Discovering Visual Basic .NET

Interested in exploring Microsoft’s exciting .NET technologies, but don’t know where to begin? You’re in the right spot. Maybe you’ve tinkered around with HTML and maybe some JavaScript. Regardless, you don’t have to have a degree in computer science to jump in and begin learning. So, what are you waiting for?

In this article series, you’ll discover the fundamental information you need to begin writing real programs in the most widely used programming language in the world: Visual Basic. In this article, specifically, I’ll describe what you need to get going and how to get it. I’ll also cover some basic concepts and terms that will lay the foundation for creating your own .NET programs. Finally, before you finish this first article in the series, you will have created and run your first .NET application.

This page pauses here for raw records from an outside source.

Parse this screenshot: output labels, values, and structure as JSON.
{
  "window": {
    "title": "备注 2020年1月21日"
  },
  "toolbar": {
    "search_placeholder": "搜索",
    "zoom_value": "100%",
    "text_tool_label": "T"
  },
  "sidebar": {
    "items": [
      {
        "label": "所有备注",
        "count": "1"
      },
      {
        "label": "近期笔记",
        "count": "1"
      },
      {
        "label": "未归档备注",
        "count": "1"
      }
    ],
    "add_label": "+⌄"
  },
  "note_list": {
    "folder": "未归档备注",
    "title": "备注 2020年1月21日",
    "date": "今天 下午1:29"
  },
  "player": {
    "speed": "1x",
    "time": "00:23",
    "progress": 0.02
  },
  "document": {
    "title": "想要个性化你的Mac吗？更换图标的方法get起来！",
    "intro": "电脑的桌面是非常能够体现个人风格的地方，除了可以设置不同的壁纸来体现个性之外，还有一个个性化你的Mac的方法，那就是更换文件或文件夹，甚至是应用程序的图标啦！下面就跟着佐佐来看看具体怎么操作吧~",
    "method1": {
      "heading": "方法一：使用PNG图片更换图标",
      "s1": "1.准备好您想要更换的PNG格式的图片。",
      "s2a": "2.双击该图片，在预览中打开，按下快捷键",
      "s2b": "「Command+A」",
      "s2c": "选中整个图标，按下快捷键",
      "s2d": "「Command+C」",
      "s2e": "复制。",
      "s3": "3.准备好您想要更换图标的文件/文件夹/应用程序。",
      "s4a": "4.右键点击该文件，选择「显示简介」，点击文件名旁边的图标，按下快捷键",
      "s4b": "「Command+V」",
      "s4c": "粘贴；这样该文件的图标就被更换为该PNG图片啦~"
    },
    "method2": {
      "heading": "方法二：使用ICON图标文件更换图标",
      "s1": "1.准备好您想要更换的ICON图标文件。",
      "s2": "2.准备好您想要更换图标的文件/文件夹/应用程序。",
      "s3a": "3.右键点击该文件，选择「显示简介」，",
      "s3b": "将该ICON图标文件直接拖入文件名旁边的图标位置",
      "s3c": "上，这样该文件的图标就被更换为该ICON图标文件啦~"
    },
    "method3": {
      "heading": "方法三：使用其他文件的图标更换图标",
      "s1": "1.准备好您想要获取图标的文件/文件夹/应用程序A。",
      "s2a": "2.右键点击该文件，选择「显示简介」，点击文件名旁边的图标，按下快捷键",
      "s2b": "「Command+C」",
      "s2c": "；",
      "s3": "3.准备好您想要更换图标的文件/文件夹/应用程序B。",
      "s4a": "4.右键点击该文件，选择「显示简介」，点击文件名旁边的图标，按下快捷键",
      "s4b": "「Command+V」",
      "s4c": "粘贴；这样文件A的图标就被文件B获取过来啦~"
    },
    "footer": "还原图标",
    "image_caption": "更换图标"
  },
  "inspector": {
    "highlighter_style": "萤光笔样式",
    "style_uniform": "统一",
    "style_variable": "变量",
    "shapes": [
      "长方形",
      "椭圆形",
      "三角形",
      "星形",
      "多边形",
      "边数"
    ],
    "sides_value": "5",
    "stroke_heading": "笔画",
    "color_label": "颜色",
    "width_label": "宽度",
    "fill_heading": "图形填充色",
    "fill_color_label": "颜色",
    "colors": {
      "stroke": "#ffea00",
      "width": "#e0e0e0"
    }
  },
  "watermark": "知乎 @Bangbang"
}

You may have heard that you need special applications to write your own programs. Microsoft sells Visual Studio .NET, for example, to professional developers. Tools like this are called IDEs (Integrated Development Environments) and they provide a comfortable place for developers to write large applications, putting at their fingertips a load of tools for writing, testing, and fixing programs. Although these applications can be helpful to programmers who do this for a living, you don’t need all that complexity (and cost!) when you are just getting started.

In fact, you don’t have to buy anything. All you need is the .NET Framework, which you can download and install for free.

Getting the .NET Framework

The .NET Framework is the foundation of all .NET applications. You’ll need two pieces:

  • The Microsoft .NET Framework Redistributable Package—The essential foundation needed on any computer to run .NET applications.
  • The Microsoft .NET Framework Software Development Kit (SDK)—This is a set of tools, examples, and help files that help you write your own .NET applications.

To get the Redistributable Package, go to:

To get the SDK, go to:

The only catch is that you need a high-speed connection—the SDK is about 108MB! If you want to download it in pieces, there’s a link along the right side of that page that will take you to another page where you can do that. There’s also a link that allows you to order the framework on a CD, if you prefer.

Run the Redistributable Package install first. You’ll have to accept Microsoft’s End User License Agreement, but there are no other decisions to make. It should take a couple of minutes.

The SDK install is only slightly more complicated. You can choose what pieces you want to install: tools, samples, and/or documentation (see Figure 1).

Figure 1. Install options for the .NET Framework SDK.

After that, you can choose a destination folder. This install takes a bit longer.

After everything’s installed, there’s one more step you should take to make things convenient for yourself. Right-click on your desktop and choose New, Shortcut from the popup menus. You’ll be prompted for the location of the item you want to create a shortcut to. Enter this (including the quotation marks):

%comspec% /k "c:\program files\\sdk\v1.1\bin\sdkvars.bat"

Click Next and then Finish. You’ll now have a shortcut on your desktop named sdkvars.bat. You’ll use this later when you create your first .NET application.

Windows, Web, and Console Applications

There are three major types of applications you can create with the .NET Framework: Windows applications, Web applications, and Console applications. You can use the Visual Basic .NET language when creating any type of application. The difference is in the way you interact with the user.

Windows applications are ones that run on your computer, such as Word and Excel. Web applications are simply Web pages where you can write code to make them do things and act intelligently, rather than just presenting information. Ebay, for example, is a big Web application. A currency conversion Web page might be an example of a simpler Web application.

Finally, there are console applications. In the days before Windows, the operating system of choice was DOS and you typed in your commands as text and saw the results as text. Although DOS itself is gone for good, there is still a command line in Windows that you can use to enter commands in the same way you could with DOS. Although you wouldn’t want to use it all the time, there are some tasks that can be done more easily with a command line than with Windows and mice. A console application is one that has no Windows or Web interface. It can have a simple text-based interface when you run it from a command prompt. But, console applications are most often used when you just want to do something and get it done—with little or no interaction with anyone.

In this article, I’ll demonstrate VB .NET using a console application. Why? Because console applications are by far the simplest and most straightforward applications. You won’t spend a lot of time learning about user interface issues—how to create windows, place controls, and so on. Instead, you’ll focus specifically on learning the language. Then, once you have the language down, it’ll be easy for you to go on to learn how to create Windows or Web applications.